Courser’s charges are detailed in the below text.
- A perjury charge for lying under oath while testifying before a special House committee about letting an aide forge his signature on a bill he wanted to file before other representatives could.
- Three counts of misconduct in office for allegedly lying to the House Business Office, which investigated the two lawmakers; instructing his staff to forge his signature on bills; and asking House aide Ben Graham to send a fake email to Republicans across the state, which Graham refused to do.
As NBC News explained, Courser resigned and Gamrat was expelled following Courser’s email he sent to GOP activists and reporters under the pretense of a smear campaign claiming he had been caught in the act with a male prostitute behind a Lansing nightclub.
The fraudulent email reportedly labeled Courser as a “bi-sexual porn addicted sex deviant.” The purpose of the email was to make the extramarital affair between him and Gamrat less believable in case it was exposed, Courser later admitted.
“When you’re elected to serve in any public office, you receive a special responsibility from the people. It’s called trust. It’s called judgment. It’s called honesty,” Schuette was quoted as saying during a news conference. “But Representatives Courser and Gamrat, sadly, failed to serve their constituents in an honorable fashion. And worse yet, we allege… that they broke the law.

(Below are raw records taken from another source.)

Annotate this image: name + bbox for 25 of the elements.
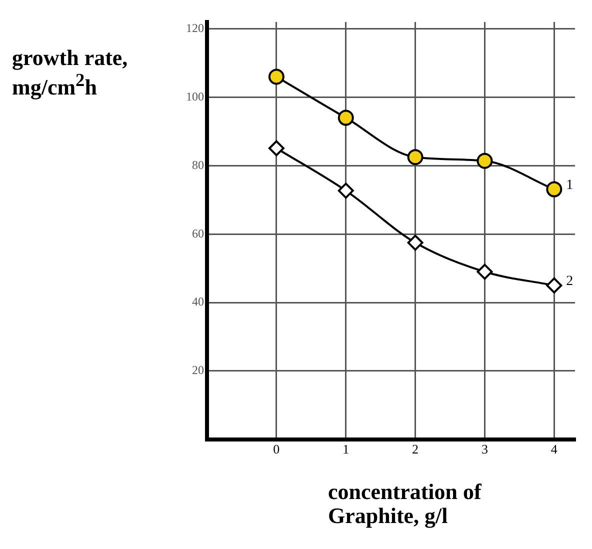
- point: [407, 149, 424, 166]
- point: [407, 234, 424, 251]
- y-tick-label: 80: [192, 158, 204, 172]
- y-tick-label: 60: [192, 226, 204, 240]
- point: [546, 277, 562, 294]
- y-tick-label: 40: [192, 294, 204, 309]
- x-tick-label: 1: [342, 442, 350, 457]
- point: [546, 181, 562, 198]
- y-tick-label: 120: [186, 21, 204, 35]
- series-label: 1: [566, 178, 574, 193]
- x-tick-label: 0: [273, 442, 280, 457]
- point: [476, 152, 493, 169]
- point: [268, 140, 284, 156]
- point: [338, 182, 354, 199]
- series-label: 2: [566, 274, 574, 290]
- x-tick-label: 3: [481, 442, 488, 457]
- y-tick-label: 20: [192, 363, 204, 378]
- point: [476, 264, 493, 280]
- point: [268, 68, 284, 85]
- x-axis-title: concentration of Graphite, g/l: [328, 479, 482, 528]
- y-tick-label: 100: [186, 89, 204, 104]
- x-tick-label: 2: [412, 442, 419, 457]
- y-axis-title: growth rate, mg/cm$^{2}$h: [12, 45, 129, 100]
- x-tick-label: 4: [550, 442, 558, 457]
- point: [338, 110, 354, 126]
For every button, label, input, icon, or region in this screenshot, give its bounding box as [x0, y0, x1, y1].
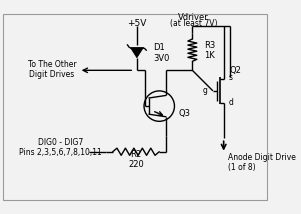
Text: Q3: Q3	[178, 109, 190, 118]
Polygon shape	[131, 48, 143, 58]
Text: DIG0 - DIG7
Pins 2,3,5,6,7,8,10,11: DIG0 - DIG7 Pins 2,3,5,6,7,8,10,11	[20, 138, 102, 157]
Text: D1
3V0: D1 3V0	[153, 43, 169, 62]
Text: Q2: Q2	[229, 66, 241, 75]
Text: g: g	[203, 86, 208, 95]
Text: d: d	[229, 98, 234, 107]
Text: R2
220: R2 220	[128, 150, 144, 169]
Text: (at least 7V): (at least 7V)	[169, 19, 217, 28]
Text: s: s	[229, 73, 233, 82]
Text: R3
1K: R3 1K	[204, 41, 215, 60]
Text: To The Other
Digit Drives: To The Other Digit Drives	[28, 60, 76, 79]
Text: +5V: +5V	[127, 19, 147, 28]
Text: Vdriver: Vdriver	[178, 13, 209, 22]
Text: Anode Digit Drive
(1 of 8): Anode Digit Drive (1 of 8)	[228, 153, 296, 172]
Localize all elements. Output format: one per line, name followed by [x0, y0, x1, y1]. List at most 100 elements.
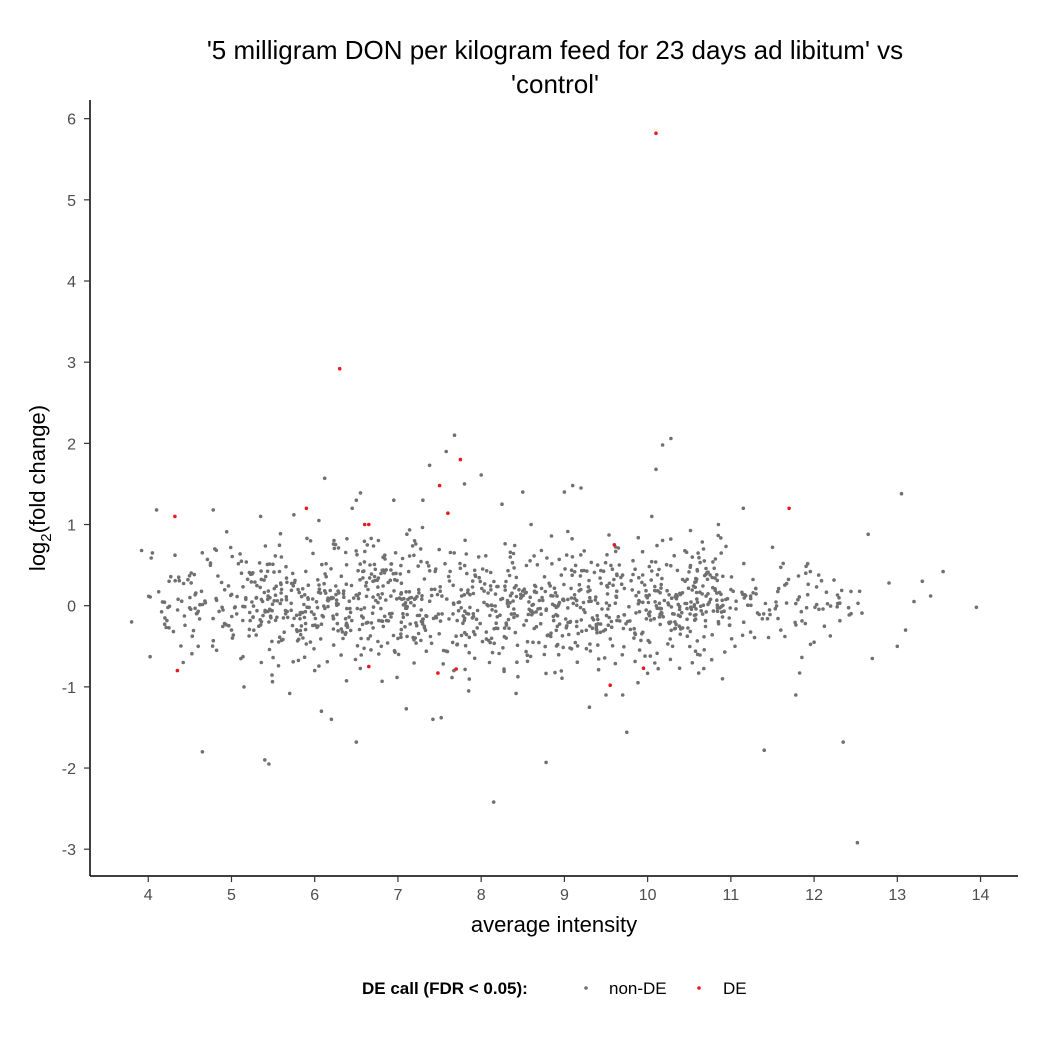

When you lie under oath, those are ingredients for charges of perjury.”
“This is our system of democracy,” Schuette added. “And when you hold the public trust, and there’s questions of misconduct in office and that you lied under oath, I think those are serious. Those are real.”
If Courser and Gamrat fail to turn themselves in by Wednesday, they will be arrested, Schuette spokeswoman Andrea Bitely said.
While Mike Nichols, the attorney for Gamrat, said he’s reviewing the charges, Courser’s attorney is calling the charges “baseless” and “political in nature,” and he claims they are designed “to take heat off the misconduct of others.”
“Todd Courser will continue to defend himself against these baseless and unconstitutional charges,” a statement from Matt DePerno, Courser’s attorney, reads. “He is confident that the truth will come out and that these baseless charges will be shown to be just another extension of corrupt government.”